Oleh karena itu, untuk mempertahankan eksistensi angkutan ramah lingkungan agar tetap terjaga dan menarik minat penumpang, Dinas Perhubungan Kota Pekalongan mempercantik becak-becak yang ada di wilayah Kota Pekalongan. 

Becak-becak itu diberi jok baru bertuliskan "Yuk Numpak Becak" dan dicat bagian samping-sampingnya dengan berbagai macam motif batik Kota Pekalongan.

Kasi Angkutan dan Terminal pada Dinas Perhubungan Kota Pekalongan, Didik Supriyadi,Amd LLAJ, menyebutkan bahwa, ada 100 becak yang ditargetkan untuk dilakukan pengecatan guna mempercantik moda transportasi beroda tiga tersebut.

"Untuk pengecatan becak bermotif batik ini masuk dalam pembinaan dan pemeliharaan angkutan tidak bermotor oleh Dishub Kota Pekalongan dan target 100 becak untuk tahun ini," kata Didik,Jumat(22/10/2021).

Selain untuk melestarikan becak, Didik menjelaskan bahwa, program itu juga sebagai upaya mendukung pariwisata yang ada di Kota Pekalongan.

"Kami percantik becak-becak para pengayuh becak untuk daya tarik wisata. Sehingga, sebagai insan perhubungan, kami berharap becak-becak ini bisa digunakan wisatawan yang berkunjung di Kota Pekalongan.
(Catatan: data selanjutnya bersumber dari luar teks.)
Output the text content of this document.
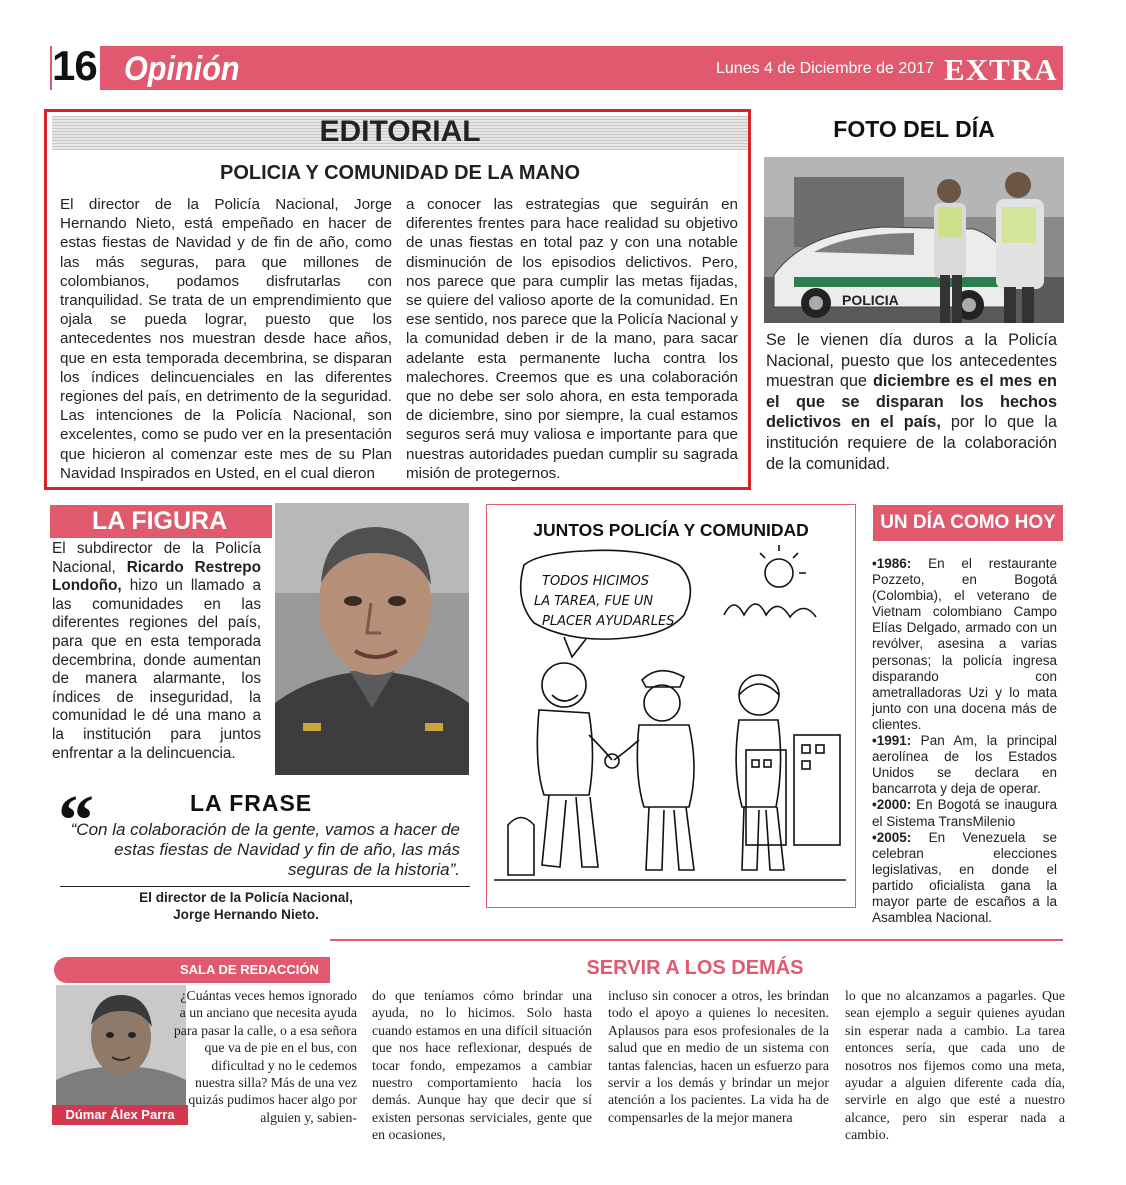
16 Opinión	Lunes 4 de Diciembre de 2017 EXTRA
EDITORIAL
POLICIA Y COMUNIDAD DE LA MANO
El director de la Policía Nacional, Jorge Hernando Nieto, está empeñado en hacer de estas fiestas de Navidad y de fin de año, como las más seguras, para que millones de colombianos, podamos disfrutarlas con tranquilidad. Se trata de un emprendimiento que ojala se pueda lograr, puesto que los antecedentes nos muestran desde hace años, que en esta temporada decembrina, se disparan los índices delincuenciales en las diferentes regiones del país, en detrimento de la seguridad. Las intenciones de la Policía Nacional, son excelentes, como se pudo ver en la presentación que hicieron al comenzar este mes de su Plan Navidad Inspirados en Usted, en el cual dieron
a conocer las estrategias que seguirán en diferentes frentes para hace realidad su objetivo de unas fiestas en total paz y con una notable disminución de los episodios delictivos. Pero, nos parece que para cumplir las metas fijadas, se quiere del valioso aporte de la comunidad. En ese sentido, nos parece que la Policía Nacional y la comunidad deben ir de la mano, para sacar adelante esta permanente lucha contra los malechores. Creemos que es una colaboración que no debe ser solo ahora, en esta temporada de diciembre, sino por siempre, la cual estamos seguros será muy valiosa e importante para que nuestras autoridades puedan cumplir su sagrada misión de protegernos.
FOTO DEL DÍA
POLICIA
Se le vienen día duros a la Policía Nacional, puesto que los antecedentes muestran que diciembre es el mes en el que se disparan los hechos delictivos en el país, por lo que la institución requiere de la colaboración de la comunidad.
LA FIGURA
El subdirector de la Policía Nacional, Ricardo Restrepo Londoño, hizo un llamado a las comunidades en las diferentes regiones del país, para que en esta temporada decembrina, donde aumentan de manera alarmante, los índices de inseguridad, la comunidad le dé una mano a la institución para juntos enfrentar a la delincuencia.
“	LA FRASE
“Con la colaboración de la gente, vamos a hacer de estas fiestas de Navidad y fin de año, las más seguras de la historia”.
El director de la Policía Nacional,
Jorge Hernando Nieto.
JUNTOS POLICÍA Y COMUNIDAD
TODOS HICIMOS
LA TAREA, FUE UN
PLACER AYUDARLES
UN DÍA COMO HOY

•1986: En el restaurante Pozzeto, en Bogotá (Colombia), el veterano de Vietnam colombiano Campo Elías Delgado, armado con un revólver, asesina a varias personas; la policía ingresa disparando con ametralladoras Uzi y lo mata junto con una docena más de clientes.

•1991: Pan Am, la principal aerolínea de los Estados Unidos se declara en bancarrota y deja de operar.

•2000: En Bogotá se inaugura el Sistema TransMilenio

•2005: En Venezuela se celebran elecciones legislativas, en donde el partido oficialista gana la mayor parte de escaños a la Asamblea Nacional.

SALA DE REDACCIÓN
Dúmar Álex Parra
SERVIR A LOS DEMÁS
¿Cuántas veces hemos ignorado a un anciano que necesita ayuda para pasar la calle, o a esa señora que va de pie en el bus, con dificultad y no le cedemos nuestra silla? Más de una vez quizás pudimos hacer algo por alguien y, sabien-
do que teníamos cómo brindar una ayuda, no lo hicimos. Solo hasta cuando estamos en una difícil situación que nos hace reflexionar, después de tocar fondo, empezamos a cambiar nuestro comportamiento hacia los demás. Aunque hay que decir que sí existen personas serviciales, gente que en ocasiones,
incluso sin conocer a otros, les brindan todo el apoyo a quienes lo necesiten. Aplausos para esos profesionales de la salud que en medio de un sistema con tantas falencias, hacen un esfuerzo para servir a los demás y brindar un mejor atención a los pacientes. La vida ha de compensarles de la mejor manera
lo que no alcanzamos a pagarles. Que sean ejemplo a seguir quienes ayudan sin esperar nada a cambio. La tarea entonces sería, que cada uno de nosotros nos fijemos como una meta, ayudar a alguien diferente cada día, servirle en algo que esté a nuestro alcance, pero sin esperar nada a cambio.
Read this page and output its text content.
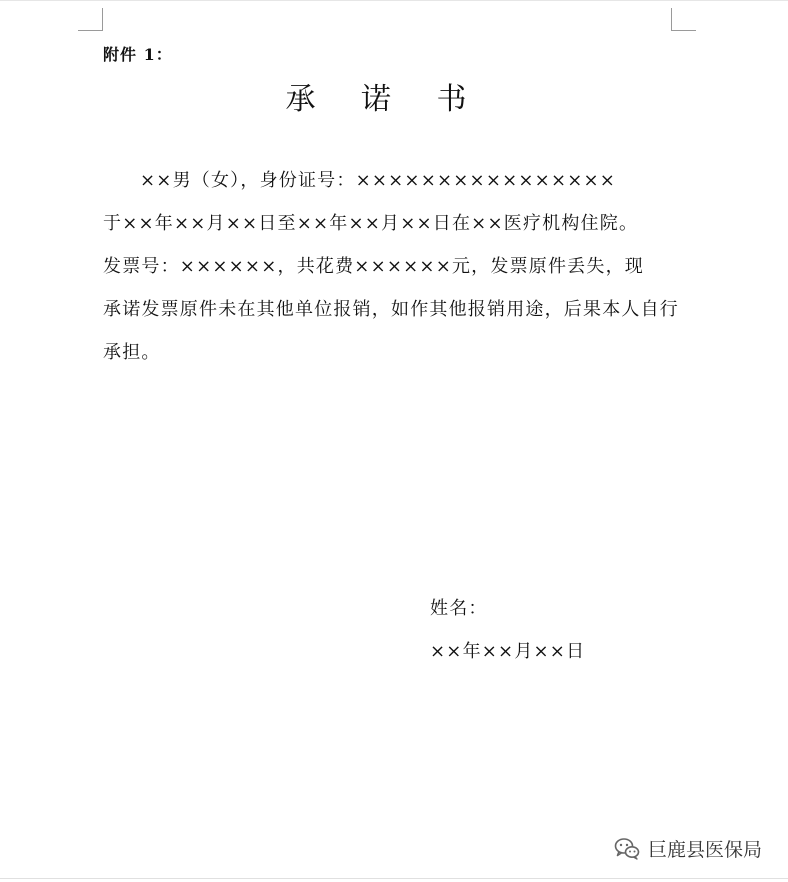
附件 1：
承 诺 书
××男（女），身份证号：××××××××××××××××
于××年××月××日至××年××月××日在××医疗机构住院。
发票号：××××××，共花费××××××元，发票原件丢失，现
承诺发票原件未在其他单位报销，如作其他报销用途，后果本人自行
承担。
姓名：
××年××月××日
巨鹿县医保局
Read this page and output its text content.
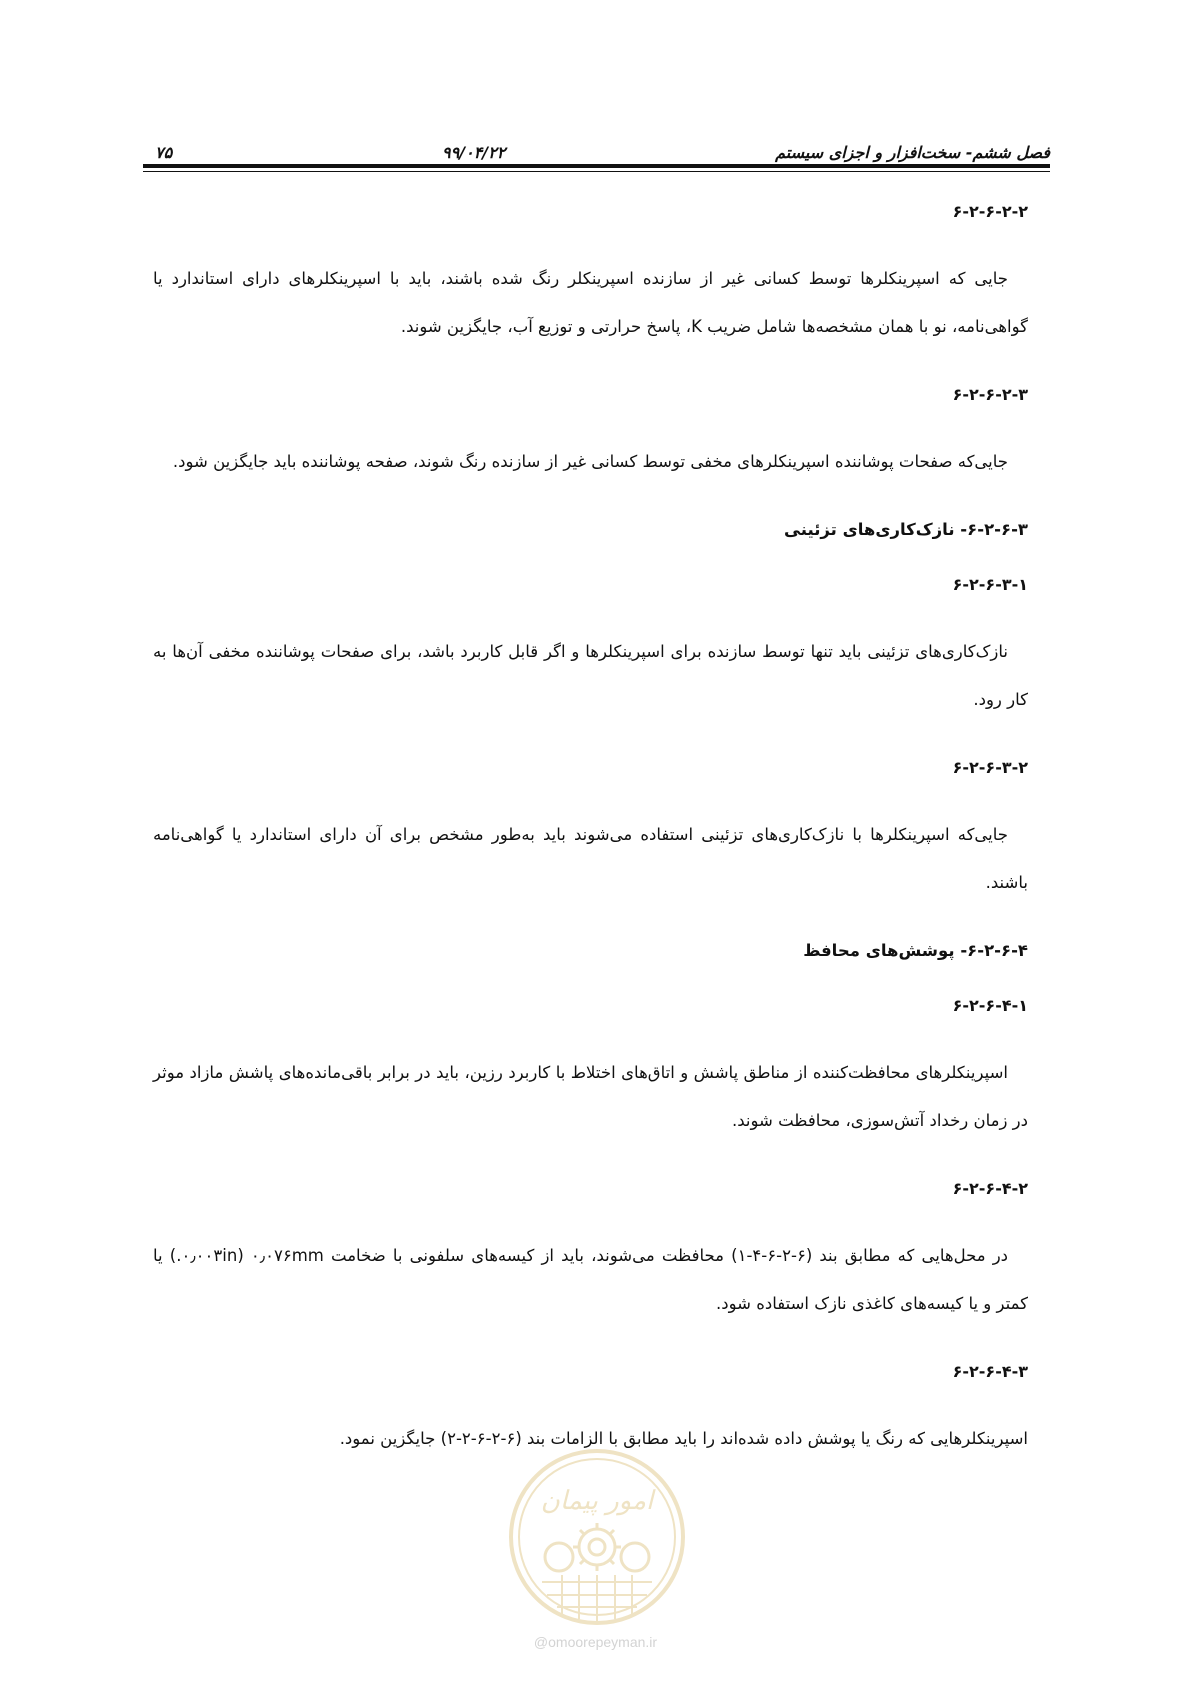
۷۵	۹۹/۰۴/۲۲	فصل ششم- سخت‌افزار و اجزای سیستم

۶-۲-۶-۲-۲

جایی که اسپرینکلرها توسط کسانی غیر از سازنده اسپرینکلر رنگ شده باشند، باید با اسپرینکلرهای دارای استاندارد یا گواهی‌نامه، نو با همان مشخصه‌ها شامل ضریب K، پاسخ حرارتی و توزیع آب، جایگزین شوند.

۶-۲-۶-۲-۳

جایی‌که صفحات پوشاننده اسپرینکلرهای مخفی توسط کسانی غیر از سازنده رنگ شوند، صفحه پوشاننده باید جایگزین شود.

۶-۲-۶-۳- نازک‌کاری‌های تزئینی

۶-۲-۶-۳-۱

نازک‌کاری‌های تزئینی باید تنها توسط سازنده برای اسپرینکلرها و اگر قابل کاربرد باشد، برای صفحات پوشاننده مخفی آن‌ها به کار رود.

۶-۲-۶-۳-۲

جایی‌که اسپرینکلرها با نازک‌کاری‌های تزئینی استفاده می‌شوند باید به‌طور مشخص برای آن دارای استاندارد یا گواهی‌نامه باشند.

۶-۲-۶-۴- پوشش‌های محافظ

۶-۲-۶-۴-۱

اسپرینکلرهای محافظت‌کننده از مناطق پاشش و اتاق‌های اختلاط با کاربرد رزین، باید در برابر باقی‌مانده‌های پاشش مازاد موثر در زمان رخداد آتش‌سوزی، محافظت شوند.

۶-۲-۶-۴-۲

در محل‌هایی که مطابق بند (۶-۲-۶-۴-۱) محافظت می‌شوند، باید از کیسه‌های سلفونی با ضخامت ۰٫۰۷۶mm (۰٫۰۰۳in.) یا کمتر و یا کیسه‌های کاغذی نازک استفاده شود.

۶-۲-۶-۴-۳

اسپرینکلرهایی که رنگ یا پوشش داده شده‌اند را باید مطابق با الزامات بند (۶-۲-۶-۲-۲) جایگزین نمود.

امور پیمان
@omoorepeyman.ir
Salah satunya dengan menikmati sensasi makan makanan khas Kota Pekalongan diatas becak pada sore atau malam hari," harap Didik.

Ahmad Zaenuri, penarik becak asal Kelurahan Kandang Panjang  mengaku senang dan menyambut baik adanya program pengecatan becak tersebut.

"Alhamdulillah kami senang sekali masih diperhatikan. Becak kami jadi bagus. Program ini juga gratis, tanpa dipungut sepeser pun, kami juga mendapat makan dan juga diberi pesangon. Kami merasa bersyukur, di tengah persaingan dengan angkutan online membuat penghasilan kami semakin tak menentu. Kami berharap, semoga pemerintah bisa terus memperhatikan kami," pungkas Zaenuri.